The Benefits of Being Unemployed
Views like that can be the norm on a Monday afternoon. :-)
After this past week, I’m no longer at Mashery. I worked with some great and unbelievably talented people there, but it was time to move on. I don’t have anything particular lined up just yet, but I’ve got a few things in the works. If you know of anyone needing a crack PHP guy, leave me a comment.
Right now, I would love to find a company (or just person if someone’s got the money and a love of open source) that’s interested in seeing how far a rapid application development framework like Pipes can be pushed in the PHP community. This past weekend I got v0.1 of it out and I’m really pushing to get v0.2 out soon as that’ll have most of the major pieces I need in my development work: code generation, AJAX, relationship handling, and some basic user authentication.
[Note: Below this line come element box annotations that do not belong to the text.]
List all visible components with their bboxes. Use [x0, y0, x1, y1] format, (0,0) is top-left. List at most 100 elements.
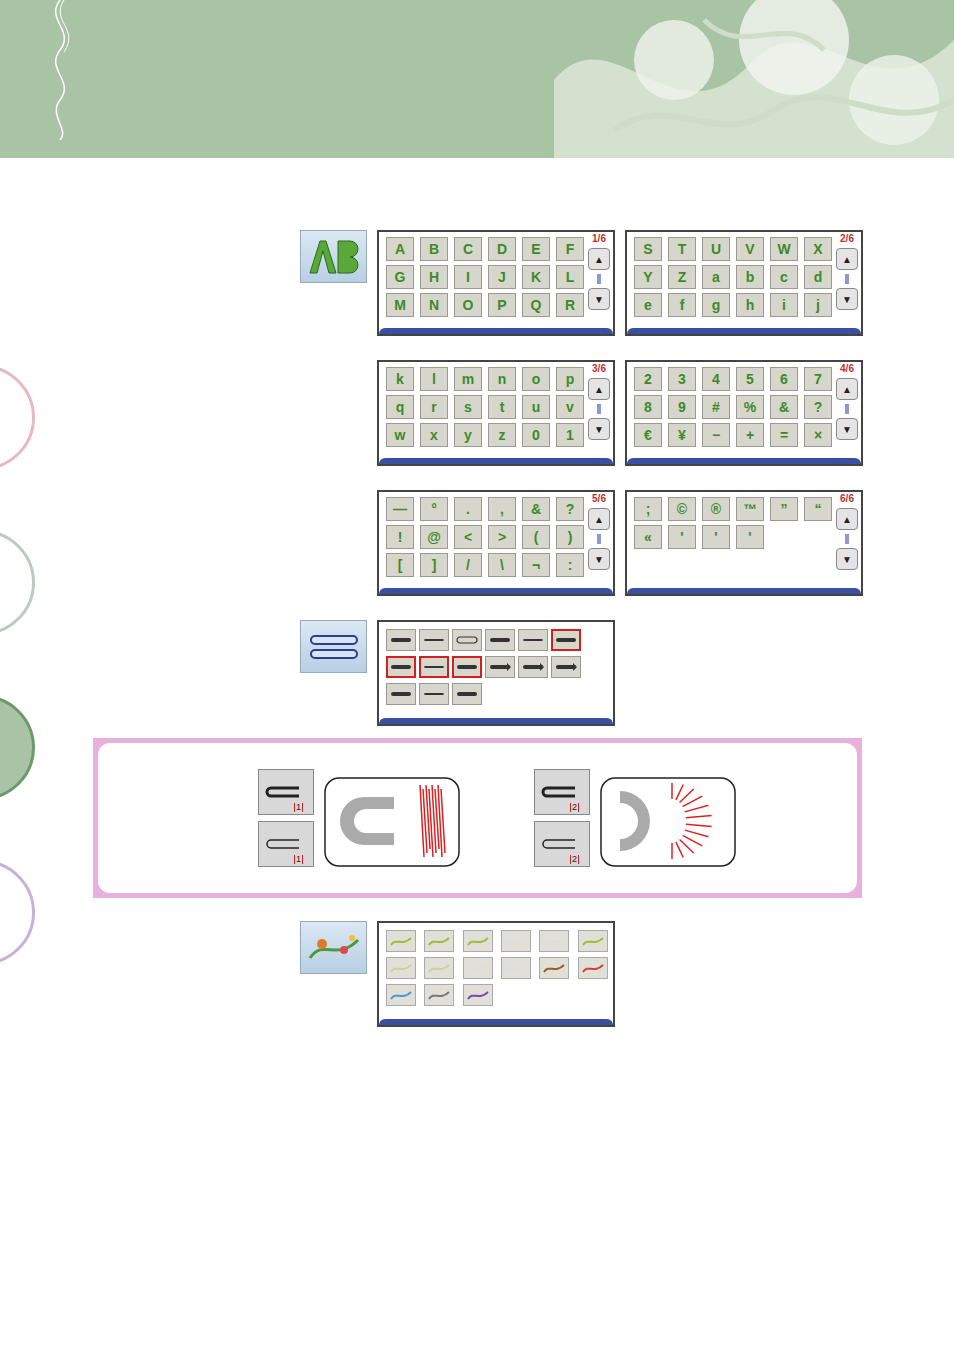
character-key[interactable]: d: [804, 265, 832, 289]
character-key[interactable]: i: [770, 293, 798, 317]
character-key[interactable]: t: [488, 395, 516, 419]
decorative-key[interactable]: [386, 930, 416, 952]
frame-key[interactable]: [452, 656, 482, 678]
character-key[interactable]: X: [804, 237, 832, 261]
character-key[interactable]: h: [736, 293, 764, 317]
character-key[interactable]: ™: [736, 497, 764, 521]
scroll-down-button[interactable]: ▼: [836, 548, 858, 570]
character-key[interactable]: H: [420, 265, 448, 289]
character-key[interactable]: m: [454, 367, 482, 391]
character-key[interactable]: +: [736, 423, 764, 447]
character-key[interactable]: c: [770, 265, 798, 289]
character-key[interactable]: 4: [702, 367, 730, 391]
character-key[interactable]: O: [454, 293, 482, 317]
character-key[interactable]: v: [556, 395, 584, 419]
character-key[interactable]: ;: [634, 497, 662, 521]
character-key[interactable]: E: [522, 237, 550, 261]
decorative-key[interactable]: [539, 930, 569, 952]
character-key[interactable]: Y: [634, 265, 662, 289]
side-tab-2[interactable]: [0, 530, 35, 635]
character-set-tile[interactable]: [300, 230, 367, 283]
character-key[interactable]: T: [668, 237, 696, 261]
scroll-up-button[interactable]: ▲: [588, 248, 610, 270]
character-key[interactable]: W: [770, 237, 798, 261]
frame-key[interactable]: [452, 683, 482, 705]
character-key[interactable]: ?: [556, 497, 584, 521]
decorative-key[interactable]: [578, 957, 608, 979]
character-key[interactable]: y: [454, 423, 482, 447]
character-key[interactable]: P: [488, 293, 516, 317]
decorative-key[interactable]: [539, 957, 569, 979]
character-key[interactable]: \: [488, 553, 516, 577]
character-key[interactable]: ¥: [668, 423, 696, 447]
character-key[interactable]: l: [420, 367, 448, 391]
character-key[interactable]: :: [556, 553, 584, 577]
frame-key[interactable]: [419, 683, 449, 705]
character-key[interactable]: !: [386, 525, 414, 549]
character-key[interactable]: @: [420, 525, 448, 549]
decorative-key[interactable]: [463, 930, 493, 952]
frame-key[interactable]: [551, 656, 581, 678]
character-key[interactable]: b: [736, 265, 764, 289]
frame-key[interactable]: [386, 656, 416, 678]
side-tab-1[interactable]: [0, 365, 35, 470]
character-key[interactable]: ©: [668, 497, 696, 521]
character-key[interactable]: ,: [488, 497, 516, 521]
character-key[interactable]: g: [702, 293, 730, 317]
side-tab-3[interactable]: [0, 695, 35, 800]
frame-key[interactable]: [518, 656, 548, 678]
scroll-up-button[interactable]: ▲: [836, 508, 858, 530]
frame-button[interactable]: 1: [258, 821, 314, 867]
character-key[interactable]: k: [386, 367, 414, 391]
character-key[interactable]: 0: [522, 423, 550, 447]
character-key[interactable]: €: [634, 423, 662, 447]
character-key[interactable]: F: [556, 237, 584, 261]
character-key[interactable]: q: [386, 395, 414, 419]
scroll-down-button[interactable]: ▼: [836, 418, 858, 440]
frame-key[interactable]: [452, 629, 482, 651]
character-key[interactable]: A: [386, 237, 414, 261]
character-key[interactable]: <: [454, 525, 482, 549]
frame-button[interactable]: 2: [534, 821, 590, 867]
decorative-key[interactable]: [424, 957, 454, 979]
character-key[interactable]: =: [770, 423, 798, 447]
character-key[interactable]: #: [702, 395, 730, 419]
character-key[interactable]: N: [420, 293, 448, 317]
character-key[interactable]: w: [386, 423, 414, 447]
character-key[interactable]: G: [386, 265, 414, 289]
scroll-up-button[interactable]: ▲: [588, 508, 610, 530]
character-key[interactable]: 6: [770, 367, 798, 391]
frame-button[interactable]: 2: [534, 769, 590, 815]
side-tab-4[interactable]: [0, 860, 35, 965]
character-key[interactable]: x: [420, 423, 448, 447]
character-key[interactable]: V: [736, 237, 764, 261]
character-key[interactable]: %: [736, 395, 764, 419]
character-key[interactable]: 3: [668, 367, 696, 391]
decorative-key[interactable]: [424, 930, 454, 952]
frame-key[interactable]: [419, 656, 449, 678]
decorative-key[interactable]: [424, 984, 454, 1006]
frame-key[interactable]: [485, 656, 515, 678]
character-key[interactable]: L: [556, 265, 584, 289]
character-key[interactable]: [: [386, 553, 414, 577]
character-key[interactable]: D: [488, 237, 516, 261]
character-key[interactable]: p: [556, 367, 584, 391]
character-key[interactable]: “: [804, 497, 832, 521]
character-key[interactable]: ': [736, 525, 764, 549]
character-key[interactable]: ': [702, 525, 730, 549]
character-key[interactable]: °: [420, 497, 448, 521]
frame-key[interactable]: [419, 629, 449, 651]
decorative-key[interactable]: [501, 957, 531, 979]
frame-button[interactable]: 1: [258, 769, 314, 815]
scroll-down-button[interactable]: ▼: [588, 548, 610, 570]
character-key[interactable]: «: [634, 525, 662, 549]
character-key[interactable]: R: [556, 293, 584, 317]
decorative-key[interactable]: [501, 930, 531, 952]
character-key[interactable]: /: [454, 553, 482, 577]
frame-key[interactable]: [551, 629, 581, 651]
frame-key[interactable]: [485, 629, 515, 651]
decorative-key[interactable]: [578, 930, 608, 952]
character-key[interactable]: ]: [420, 553, 448, 577]
character-key[interactable]: o: [522, 367, 550, 391]
character-key[interactable]: j: [804, 293, 832, 317]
Another thing that’s been floating around in the back of my head is a web-based cycling training tool. There’s several really good tools that are all PC based, and then there’s tools like MotionBased that are great for casual tracking and some bling, but nothing that’s a powerful training tool. There’s some great opportunities there as training in its most basic form is pretty straight forward: apply these rules for managing how you’re going to ride today based on what your goals and timelines are for the rest of the season. It seems like that knowledge could distilled with some very basic algorithms to provide rudimentary instructions to people who want to “train”, but don’t want to have a super rigid schedule. It could also be taken to the next level with some of the power stuff that Dave’s been working on to give you a “do this today for this long and this hard” kind of instructions for those wanting something more complex.
Anyhow… That’s where I’m at. My legs are completely dead now though. Monday’s ride was preceded by a morning at the gyms doing leg weights. Yeah, real smart, eh? 45 minutes of some pretty intense leg weights followed by two and a half hours that was practically straight up for the first hour and a half.